Billing & usage
Where to see your plan, personal activity, and workspace-wide usage.
Your plan
Your plan lives on the Billing tab of your profile. It shows your current plan and, when available, an option to change it. Today accounts are on the Free Plan and paid upgrade options are noted as coming soon.

Your personal usage
Even without a paid plan, CleanCut tracks what you run so you can see your footprint. The Usage tab on your profile reports your own activity across every workspace you touch.
- Usage Stats — total jobs, completed jobs, minutes processed, and your favorite tool.
- Activity (last 30 days) — month-to-date jobs and compute time, transcription minutes, and token totals.
- Daily activity — a sparkline of jobs per day over the last month.
- Most-used features and recent jobs — with duration and status, including any error class.
This view is scoped to you. For totals across a whole client, an admin uses the workspace-level usage view instead.
Workspace-wide usage (admins)
Workspace settings include a Usage page that aggregates activity across every member of the current workspace. It’s admin-only — editor seats are pointed back to their personal usage on the profile page.
- Month-to-date jobs and compute time for the whole workspace.
- Transcription minutes and token totals.
- A 30-day daily sparkline and a recent-jobs table.
- Soft caps (daily and monthly), shown when configured for the workspace.
If you open workspace usage and see an admin-only message, you don’t have admin on that workspace.
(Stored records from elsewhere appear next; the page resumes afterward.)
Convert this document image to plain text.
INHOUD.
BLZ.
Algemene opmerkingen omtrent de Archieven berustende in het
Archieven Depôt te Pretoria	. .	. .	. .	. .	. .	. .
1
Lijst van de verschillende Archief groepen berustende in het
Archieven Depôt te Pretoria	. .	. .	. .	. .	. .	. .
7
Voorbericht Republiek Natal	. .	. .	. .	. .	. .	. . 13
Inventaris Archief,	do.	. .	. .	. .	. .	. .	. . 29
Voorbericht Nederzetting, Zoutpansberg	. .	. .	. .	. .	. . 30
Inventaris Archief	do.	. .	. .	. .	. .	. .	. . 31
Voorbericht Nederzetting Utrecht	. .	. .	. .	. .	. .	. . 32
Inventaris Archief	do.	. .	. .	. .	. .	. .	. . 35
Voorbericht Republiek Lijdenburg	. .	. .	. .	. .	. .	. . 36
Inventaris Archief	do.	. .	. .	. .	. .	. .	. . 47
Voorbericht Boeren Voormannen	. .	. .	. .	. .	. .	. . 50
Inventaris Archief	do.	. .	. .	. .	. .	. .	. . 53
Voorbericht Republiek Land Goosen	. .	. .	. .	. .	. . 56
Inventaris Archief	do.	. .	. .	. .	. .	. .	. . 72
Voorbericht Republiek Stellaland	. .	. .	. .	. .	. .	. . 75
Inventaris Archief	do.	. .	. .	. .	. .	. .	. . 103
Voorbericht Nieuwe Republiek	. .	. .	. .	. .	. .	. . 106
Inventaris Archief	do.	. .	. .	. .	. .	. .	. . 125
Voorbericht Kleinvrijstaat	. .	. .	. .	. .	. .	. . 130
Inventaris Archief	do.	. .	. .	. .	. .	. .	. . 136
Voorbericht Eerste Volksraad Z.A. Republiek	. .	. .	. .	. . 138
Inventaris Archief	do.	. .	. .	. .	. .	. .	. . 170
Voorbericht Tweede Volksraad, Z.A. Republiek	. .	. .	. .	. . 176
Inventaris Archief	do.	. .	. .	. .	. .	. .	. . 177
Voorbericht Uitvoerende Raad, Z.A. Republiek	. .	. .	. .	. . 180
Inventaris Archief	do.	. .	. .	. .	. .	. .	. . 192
Use your profile’s Usage tab to see your own activity instead.
How usage is measured
Usage is recorded per job and rolled up by feature. The main dimensions you’ll see are job counts, compute time (how long processing ran), transcription minutes, and AI tokens consumed by language-model features.
Compute time is displayed in the most readable unit — seconds for short jobs, minutes, or hours for long ones. Token totals are abbreviated (for example k or M) once they grow large. Where workspace soft caps are set, they appear as dollar figures for reference.
If a job shows an error status, its error class is shown alongside it — handy when checking whether a failure was transient or needs attention.